Neues Deutschland: Islam in Deutschland: Gefundenes Fressen

Unionspolitiker sind traditionsbewusste
Zeitgenossen. Sie sind konservativ und christlich. Genau das macht
sie so berechenbar. Gestern zeigte Volker Kauder, Fraktionschef der
Union im Bundestag, wieder einmal die Berechenbarkeit der Union. Oder
ihre Vorhersehbarkeit. Zwar haben sich Kauder und Co. widerwillig
damit abgefunden, dass Muslime in der Bundesrepublik heimisch
geworden sind. Doch zu Deutschland will man sie nicht gehören lassen.

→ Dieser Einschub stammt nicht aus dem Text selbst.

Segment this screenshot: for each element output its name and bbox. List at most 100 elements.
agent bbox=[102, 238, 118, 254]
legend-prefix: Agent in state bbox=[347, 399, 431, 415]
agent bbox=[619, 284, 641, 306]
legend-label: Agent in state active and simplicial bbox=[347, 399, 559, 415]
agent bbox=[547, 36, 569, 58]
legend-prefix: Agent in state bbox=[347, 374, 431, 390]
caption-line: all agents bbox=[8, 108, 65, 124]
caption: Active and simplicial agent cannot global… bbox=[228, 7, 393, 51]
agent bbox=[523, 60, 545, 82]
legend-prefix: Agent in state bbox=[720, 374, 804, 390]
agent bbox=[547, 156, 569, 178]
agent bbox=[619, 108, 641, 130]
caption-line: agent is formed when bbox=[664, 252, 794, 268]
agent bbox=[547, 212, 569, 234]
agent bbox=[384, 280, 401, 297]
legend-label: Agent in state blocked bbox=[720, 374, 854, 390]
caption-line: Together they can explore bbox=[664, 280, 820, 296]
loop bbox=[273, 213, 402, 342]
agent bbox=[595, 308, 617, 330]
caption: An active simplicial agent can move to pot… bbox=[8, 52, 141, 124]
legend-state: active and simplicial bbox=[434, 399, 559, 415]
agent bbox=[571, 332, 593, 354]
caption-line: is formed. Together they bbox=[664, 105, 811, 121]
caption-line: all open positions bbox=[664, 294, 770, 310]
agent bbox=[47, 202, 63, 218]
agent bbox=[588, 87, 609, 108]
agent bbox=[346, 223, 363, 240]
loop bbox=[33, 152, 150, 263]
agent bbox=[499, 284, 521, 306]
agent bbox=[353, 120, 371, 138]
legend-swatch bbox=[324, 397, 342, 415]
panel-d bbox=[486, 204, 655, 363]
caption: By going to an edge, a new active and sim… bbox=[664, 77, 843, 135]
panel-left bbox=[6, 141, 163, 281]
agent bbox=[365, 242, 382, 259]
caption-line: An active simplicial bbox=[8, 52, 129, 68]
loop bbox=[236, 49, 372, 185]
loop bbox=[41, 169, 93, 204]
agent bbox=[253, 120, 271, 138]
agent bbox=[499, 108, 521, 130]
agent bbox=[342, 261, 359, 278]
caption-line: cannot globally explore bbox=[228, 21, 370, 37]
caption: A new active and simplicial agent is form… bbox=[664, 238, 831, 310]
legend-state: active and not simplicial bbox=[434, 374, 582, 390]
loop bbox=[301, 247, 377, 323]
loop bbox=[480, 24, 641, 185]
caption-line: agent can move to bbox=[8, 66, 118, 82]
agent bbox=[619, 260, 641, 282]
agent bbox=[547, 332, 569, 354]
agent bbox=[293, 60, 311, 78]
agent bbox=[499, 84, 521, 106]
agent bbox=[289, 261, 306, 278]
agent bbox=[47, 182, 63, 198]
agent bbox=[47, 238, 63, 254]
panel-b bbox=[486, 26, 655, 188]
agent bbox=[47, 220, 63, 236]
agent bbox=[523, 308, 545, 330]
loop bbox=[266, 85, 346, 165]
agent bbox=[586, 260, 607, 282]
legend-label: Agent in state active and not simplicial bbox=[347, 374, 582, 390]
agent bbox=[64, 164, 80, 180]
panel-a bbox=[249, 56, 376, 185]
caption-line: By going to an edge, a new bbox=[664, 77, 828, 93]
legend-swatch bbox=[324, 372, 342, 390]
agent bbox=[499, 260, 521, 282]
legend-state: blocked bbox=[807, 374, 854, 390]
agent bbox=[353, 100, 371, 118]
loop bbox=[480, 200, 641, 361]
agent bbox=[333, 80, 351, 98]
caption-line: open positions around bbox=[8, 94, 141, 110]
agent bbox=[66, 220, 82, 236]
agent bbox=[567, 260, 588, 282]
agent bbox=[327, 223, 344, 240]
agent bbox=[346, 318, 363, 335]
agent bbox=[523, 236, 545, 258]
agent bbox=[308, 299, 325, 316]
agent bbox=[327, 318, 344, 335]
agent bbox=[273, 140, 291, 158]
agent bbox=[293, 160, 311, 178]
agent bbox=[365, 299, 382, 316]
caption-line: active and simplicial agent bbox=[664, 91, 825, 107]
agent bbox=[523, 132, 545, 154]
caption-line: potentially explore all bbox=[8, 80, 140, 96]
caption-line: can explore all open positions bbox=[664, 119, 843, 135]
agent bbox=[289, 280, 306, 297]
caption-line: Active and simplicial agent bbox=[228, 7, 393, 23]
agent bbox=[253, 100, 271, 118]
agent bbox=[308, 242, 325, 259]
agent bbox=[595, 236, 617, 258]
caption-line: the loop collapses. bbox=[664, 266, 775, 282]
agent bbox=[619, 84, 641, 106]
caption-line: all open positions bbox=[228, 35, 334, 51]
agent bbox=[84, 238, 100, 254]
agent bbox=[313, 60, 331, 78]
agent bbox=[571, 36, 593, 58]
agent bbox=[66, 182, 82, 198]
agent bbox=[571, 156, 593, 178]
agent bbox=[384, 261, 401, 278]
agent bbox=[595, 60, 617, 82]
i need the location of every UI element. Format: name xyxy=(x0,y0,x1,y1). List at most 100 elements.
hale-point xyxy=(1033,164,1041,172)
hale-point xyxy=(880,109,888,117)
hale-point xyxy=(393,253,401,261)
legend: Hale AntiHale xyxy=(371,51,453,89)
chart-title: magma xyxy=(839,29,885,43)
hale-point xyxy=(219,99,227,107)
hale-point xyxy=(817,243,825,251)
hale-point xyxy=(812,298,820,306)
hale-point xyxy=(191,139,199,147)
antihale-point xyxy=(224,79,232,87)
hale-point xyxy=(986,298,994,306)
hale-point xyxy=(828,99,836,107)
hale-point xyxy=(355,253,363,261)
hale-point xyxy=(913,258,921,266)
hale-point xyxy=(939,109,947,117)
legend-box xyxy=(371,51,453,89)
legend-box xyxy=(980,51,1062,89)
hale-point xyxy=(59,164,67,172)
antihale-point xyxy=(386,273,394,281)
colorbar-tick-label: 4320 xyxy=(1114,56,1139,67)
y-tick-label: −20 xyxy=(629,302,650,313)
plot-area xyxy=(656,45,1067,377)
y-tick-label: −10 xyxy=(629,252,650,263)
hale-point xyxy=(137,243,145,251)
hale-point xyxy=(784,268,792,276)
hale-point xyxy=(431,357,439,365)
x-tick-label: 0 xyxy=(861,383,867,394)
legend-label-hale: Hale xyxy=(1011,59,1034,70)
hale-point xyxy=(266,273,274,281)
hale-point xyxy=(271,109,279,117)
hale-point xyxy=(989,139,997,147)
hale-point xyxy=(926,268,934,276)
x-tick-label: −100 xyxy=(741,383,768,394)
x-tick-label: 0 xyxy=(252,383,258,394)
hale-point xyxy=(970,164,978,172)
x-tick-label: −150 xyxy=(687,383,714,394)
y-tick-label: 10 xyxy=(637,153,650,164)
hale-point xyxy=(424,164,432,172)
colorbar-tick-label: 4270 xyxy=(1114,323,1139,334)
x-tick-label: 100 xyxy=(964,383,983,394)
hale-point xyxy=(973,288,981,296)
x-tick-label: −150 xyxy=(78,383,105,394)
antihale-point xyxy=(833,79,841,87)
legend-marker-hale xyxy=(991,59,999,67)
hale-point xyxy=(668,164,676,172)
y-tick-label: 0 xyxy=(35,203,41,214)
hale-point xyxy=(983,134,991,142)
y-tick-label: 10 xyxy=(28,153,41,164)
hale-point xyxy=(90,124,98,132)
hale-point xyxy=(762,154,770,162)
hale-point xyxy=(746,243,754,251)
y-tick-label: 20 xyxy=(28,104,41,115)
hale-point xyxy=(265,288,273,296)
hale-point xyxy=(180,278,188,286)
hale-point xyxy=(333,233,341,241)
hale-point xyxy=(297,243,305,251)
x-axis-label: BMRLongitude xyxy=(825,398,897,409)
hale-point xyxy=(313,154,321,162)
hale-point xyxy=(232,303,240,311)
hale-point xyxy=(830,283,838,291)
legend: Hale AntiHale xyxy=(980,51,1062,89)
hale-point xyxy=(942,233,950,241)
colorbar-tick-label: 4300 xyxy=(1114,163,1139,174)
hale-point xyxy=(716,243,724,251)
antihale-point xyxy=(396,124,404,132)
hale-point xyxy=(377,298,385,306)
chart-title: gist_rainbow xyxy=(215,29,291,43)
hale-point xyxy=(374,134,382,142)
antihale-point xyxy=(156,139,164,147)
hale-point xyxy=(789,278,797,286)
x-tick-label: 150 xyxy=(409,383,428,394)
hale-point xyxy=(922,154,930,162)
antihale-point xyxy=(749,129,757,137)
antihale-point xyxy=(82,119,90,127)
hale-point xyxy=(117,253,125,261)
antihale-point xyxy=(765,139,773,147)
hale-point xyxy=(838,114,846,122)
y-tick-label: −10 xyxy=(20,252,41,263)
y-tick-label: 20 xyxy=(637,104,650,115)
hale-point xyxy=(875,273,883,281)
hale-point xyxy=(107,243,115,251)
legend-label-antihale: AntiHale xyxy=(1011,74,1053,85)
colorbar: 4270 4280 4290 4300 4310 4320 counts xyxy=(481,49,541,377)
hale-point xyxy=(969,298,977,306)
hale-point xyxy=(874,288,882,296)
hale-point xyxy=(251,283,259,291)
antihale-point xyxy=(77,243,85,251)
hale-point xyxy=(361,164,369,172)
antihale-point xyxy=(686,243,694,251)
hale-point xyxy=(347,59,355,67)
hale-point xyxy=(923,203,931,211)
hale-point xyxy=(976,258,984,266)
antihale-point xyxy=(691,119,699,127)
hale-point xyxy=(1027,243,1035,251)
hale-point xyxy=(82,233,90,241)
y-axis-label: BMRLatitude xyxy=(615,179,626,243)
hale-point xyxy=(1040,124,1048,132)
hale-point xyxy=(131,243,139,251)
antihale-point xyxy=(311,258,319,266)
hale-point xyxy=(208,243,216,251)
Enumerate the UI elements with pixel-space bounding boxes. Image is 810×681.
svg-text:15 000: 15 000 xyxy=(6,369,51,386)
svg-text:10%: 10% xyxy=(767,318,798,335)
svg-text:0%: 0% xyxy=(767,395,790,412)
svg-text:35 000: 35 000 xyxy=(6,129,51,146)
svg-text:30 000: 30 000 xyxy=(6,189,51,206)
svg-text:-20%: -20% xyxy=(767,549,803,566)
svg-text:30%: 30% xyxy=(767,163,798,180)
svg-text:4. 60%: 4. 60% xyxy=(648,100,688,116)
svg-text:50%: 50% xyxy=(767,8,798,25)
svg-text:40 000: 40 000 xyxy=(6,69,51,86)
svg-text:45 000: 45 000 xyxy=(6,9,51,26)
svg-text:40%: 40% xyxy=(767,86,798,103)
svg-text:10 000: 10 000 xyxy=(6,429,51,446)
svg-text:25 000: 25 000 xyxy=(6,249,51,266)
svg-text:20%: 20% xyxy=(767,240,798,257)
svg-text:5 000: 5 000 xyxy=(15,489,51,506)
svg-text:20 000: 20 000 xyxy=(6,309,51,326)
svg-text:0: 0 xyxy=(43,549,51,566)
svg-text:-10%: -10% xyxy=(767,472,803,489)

Sie seien kein Teil der deutschen Tradition und Identität, erklärte
Kauder. Für Ewiggestrige, die noch immer von deutscher Leitkultur und
einer Überlegenheit gegenüber dem muslimischen Orient faseln, sind
diese Worte ein gefundenes Fressen. Schlagen sie doch wieder einmal
Pflöcke zwischen zwei Religionen, die Deutschland beide – die eine
länger als die andere – geprägt haben. Menschen werden so
auseinandergetrieben anstatt zusammengebracht. Der Islamkonferenz,
die die Integration der Muslime befördern soll, wird somit ein
Bärendienst erwiesen. Doch um Integration ging es gestern höchstens
am Rande. Vielmehr bestimmten einige Fanatiker das Geschehen.
Geschätzt wird, dass etwa 4000 Menschen in der Bundesrepublik der
salafistischen Bewegung zuzurechnen sind. Eine verschwindend geringe
Anzahl gegenüber den etwa vier Millionen in Deutschland lebenden
Muslimen. Die Aufregung um die Koran-Verteilung scheint deshalb
übertrieben und Ausdruck einer antimuslimischen Hysterie zu sein.